After Eric and I adopted Seth, Brenda was so supportive. She'd always sent Marjorie little gift packages at holidays and now Marj was grown, but she resumed doing so with Seth. She has an Autistic nephew, so she knew just how to please him and make him feel welcomed and relaxed when ever we visited New Jersey. During the years that we went through his "I want to be a girl" phase, she even gave him a Barbie doll. So... wonderful friend.

Our religious beliefs are somewhat different, as she is more of an orthodox Christian, but I could see as years went by that she became more and more open to understanding and accepting all the different ways people had of approaching God and of being in touch with what they understood to be holy. I recall that once she told me she'd gone to Buddhist meditation at a nearby monastery. 

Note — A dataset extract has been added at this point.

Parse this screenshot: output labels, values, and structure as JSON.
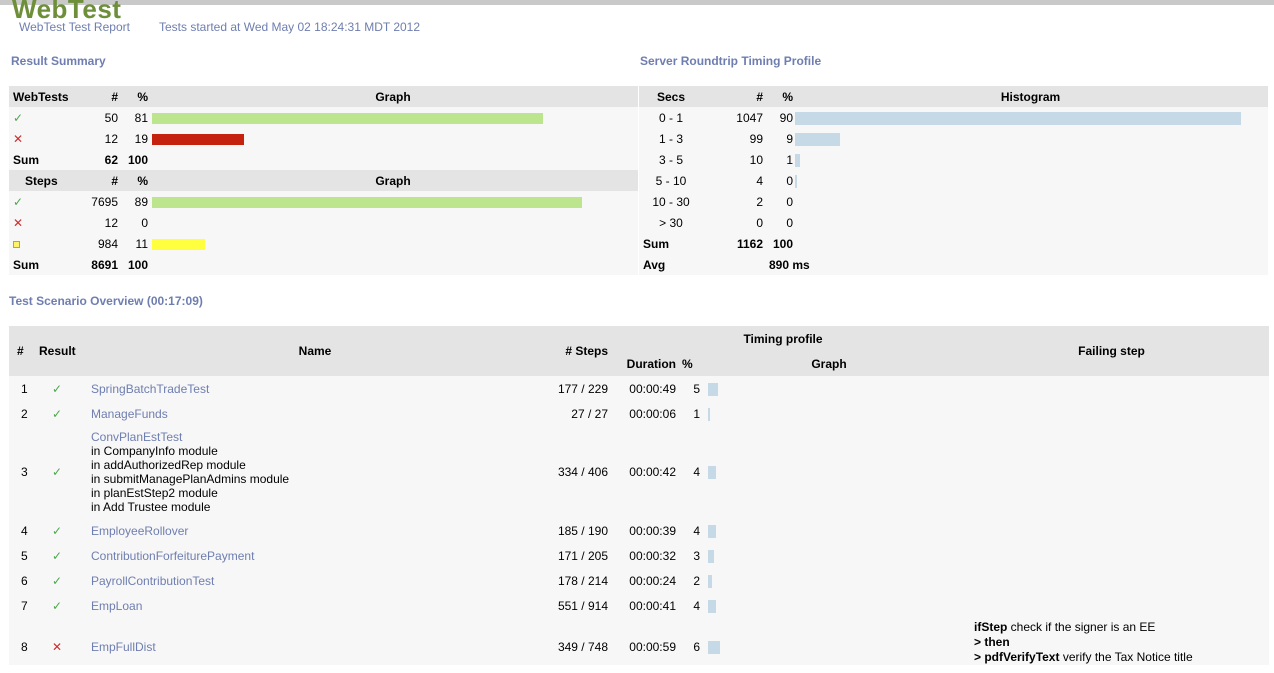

So, really, I should have been prepared for what she told me today.

I hadn't seen her since I've returned to New Jersey, so we had breakfast and talked for two hours! At that, we could have talked longer. But it was she who brought up Ferguson. She said that it was just weighing upon her so heavily and that she and her husband had been discussing it. She spoke about her sister, who has been a police officer in Texas for decades, and how she had just been thinking so much about all of it and all the way back to slavery.

And then she said, I just feel that we have to pay Black people. We have to make reparation for slavery. Just like what was done for victims of the Holocaust. For Vietnam. It will never begin to be right until we go back and get that right.

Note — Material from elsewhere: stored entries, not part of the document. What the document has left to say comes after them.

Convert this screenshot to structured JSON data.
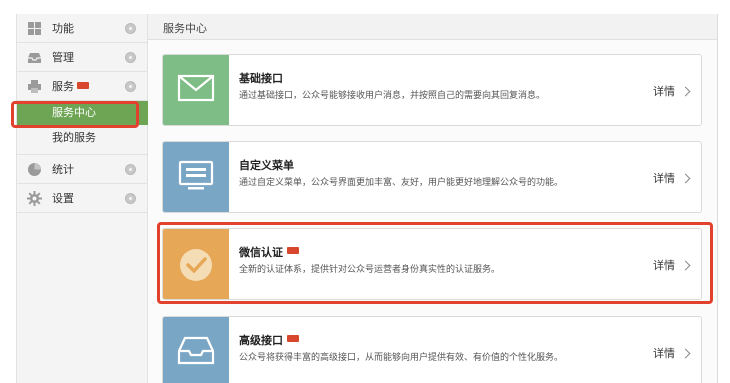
{
  "sidebar": {
    "items": [
      {
        "label": "功能",
        "icon": "grid-icon"
      },
      {
        "label": "管理",
        "icon": "inbox-icon"
      },
      {
        "label": "服务",
        "icon": "printer-icon",
        "badge": "new"
      },
      {
        "label": "统计",
        "icon": "pie-chart-icon"
      },
      {
        "label": "设置",
        "icon": "gear-icon"
      }
    ],
    "sub_items": [
      {
        "label": "服务中心",
        "active": true
      },
      {
        "label": "我的服务",
        "active": false
      }
    ]
  },
  "main": {
    "header_title": "服务中心",
    "detail_label": "详情",
    "cards": [
      {
        "title": "基础接口",
        "description": "通过基础接口，公众号能够接收用户消息，并按照自己的需要向其回复消息。",
        "icon": "envelope-icon",
        "color": "#7ebd85"
      },
      {
        "title": "自定义菜单",
        "description": "通过自定义菜单，公众号界面更加丰富、友好，用户能更好地理解公众号的功能。",
        "icon": "monitor-icon",
        "color": "#7aa6c6"
      },
      {
        "title": "微信认证",
        "description": "全新的认证体系，提供针对公众号运营者身份真实性的认证服务。",
        "icon": "checkmark-icon",
        "color": "#e6a757",
        "badge": "new"
      },
      {
        "title": "高级接口",
        "description": "公众号将获得丰富的高级接口，从而能够向用户提供有效、有价值的个性化服务。",
        "icon": "tray-icon",
        "color": "#7aa6c6",
        "badge": "new"
      }
    ]
  },
  "colors": {
    "active_green": "#6ea555",
    "highlight_red": "#e2412d",
    "new_badge": "#d9462e"
  }
}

I was just flummoxed. Here I am, reading Facebook posts from UU ministers who have people in their congregations who don't even agree that we should be saying #blacklivesmatter and my beautiful, loving, compassionate friend, whom I thought was a little bit conservative, is talking about the MOST radical idea, thank you very much: reparations.

We talked some more. I shared with her my ideas for my sermon: how I had come to see that even though my early years were very much passively racist in that there was no exposure to persons of color until I went to high school, and my father especially made it clear that African American people were unwelcome in our home. I told her how it was literature that first opened my eyes and heart. In fact, it was a short story by Eudora Welty called A Worn Path. There came a huge shift in my consciousness that day.

She then shared with me that when she was in college, she made a collage of happy faces. A Black woman sitting next to her asked her why there weren't any black faces in her collage. She replied that she guessed there weren't any in the magazines she read. She went on to ruminate about this. For both of us, these were moments which shattered the white world we had walked in. I suspect they are given to every white person. The difference is that some of us allow them to awaken us. This moment, as we shared these memories, was so profound. I pray that every Caucasian person have such a conversation.

I went to Trader Joe's. I went to Shop Rite. I took my stepmom to the bank. I saw Black people and I felt like I could look them in the eye. I felt so much love, such an open, open heart. It was real.

And so the world spins on. Don't count anyone out. We're all marching toward love. We're going to get there. Let's keep pulling one another along, however we can.